Surprise aux tribunaux

Après que le gouvernement de la Nouvelle-Écosse ait été reconnu coupable de discrimination systémique envers les Néo-Écossais.es ayant une limitation intellectuelle, il annonce en début d’année qu’il portera ce jugement en appel.

Le système à la tête de la province maritime avait été amené en Cour par trois citoyen.nes ayant un handicap ou étant proche parent d’une personne dans cette situation. Les trois plaignants accusaient les politiques gouvernementales d’empêcher le développement et le bien-être des habitants des habitants vivant avec une limitation.

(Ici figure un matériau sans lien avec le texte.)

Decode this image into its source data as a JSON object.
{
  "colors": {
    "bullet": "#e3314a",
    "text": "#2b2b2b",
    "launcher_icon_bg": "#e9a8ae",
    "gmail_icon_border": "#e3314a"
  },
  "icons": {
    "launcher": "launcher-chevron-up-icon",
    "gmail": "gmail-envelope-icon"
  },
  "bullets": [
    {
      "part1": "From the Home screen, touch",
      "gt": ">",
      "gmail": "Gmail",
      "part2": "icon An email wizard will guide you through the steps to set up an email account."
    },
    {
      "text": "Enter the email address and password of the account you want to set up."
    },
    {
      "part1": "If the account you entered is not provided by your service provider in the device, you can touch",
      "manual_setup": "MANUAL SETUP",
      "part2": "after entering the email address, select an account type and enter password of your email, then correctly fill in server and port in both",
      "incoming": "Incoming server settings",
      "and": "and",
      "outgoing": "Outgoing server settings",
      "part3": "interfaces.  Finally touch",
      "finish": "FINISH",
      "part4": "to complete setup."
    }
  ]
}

La vie pas du tout rose des citoyens ayant une limitation

Pour la plupart des Néo-Écossais.es, naitre avec un handicap intellectuel signifie être envoyé dans une institution. Ces établissements appelées « centres de réhabilitation régionaux » et « centres de résidences pour adultes » teintent les paysages de la Nouvelle-Écosse. À ce jour, ce sont encore huit CRR et CRA qui sont opérationnels dans cette provine alors que le reste du Canada a quasiment fermé l’ensemble de ces centres.

Les personnes ayant une limitation y sont envoyées parce que leur entourage n’est pas en mesure de leur fournir les soins nécessaires et ne reçoit aucune ou sinon très peu d’aide de la part du gouvernement. L’institutionnalisation devient donc la seule avenue possible pour ces gens.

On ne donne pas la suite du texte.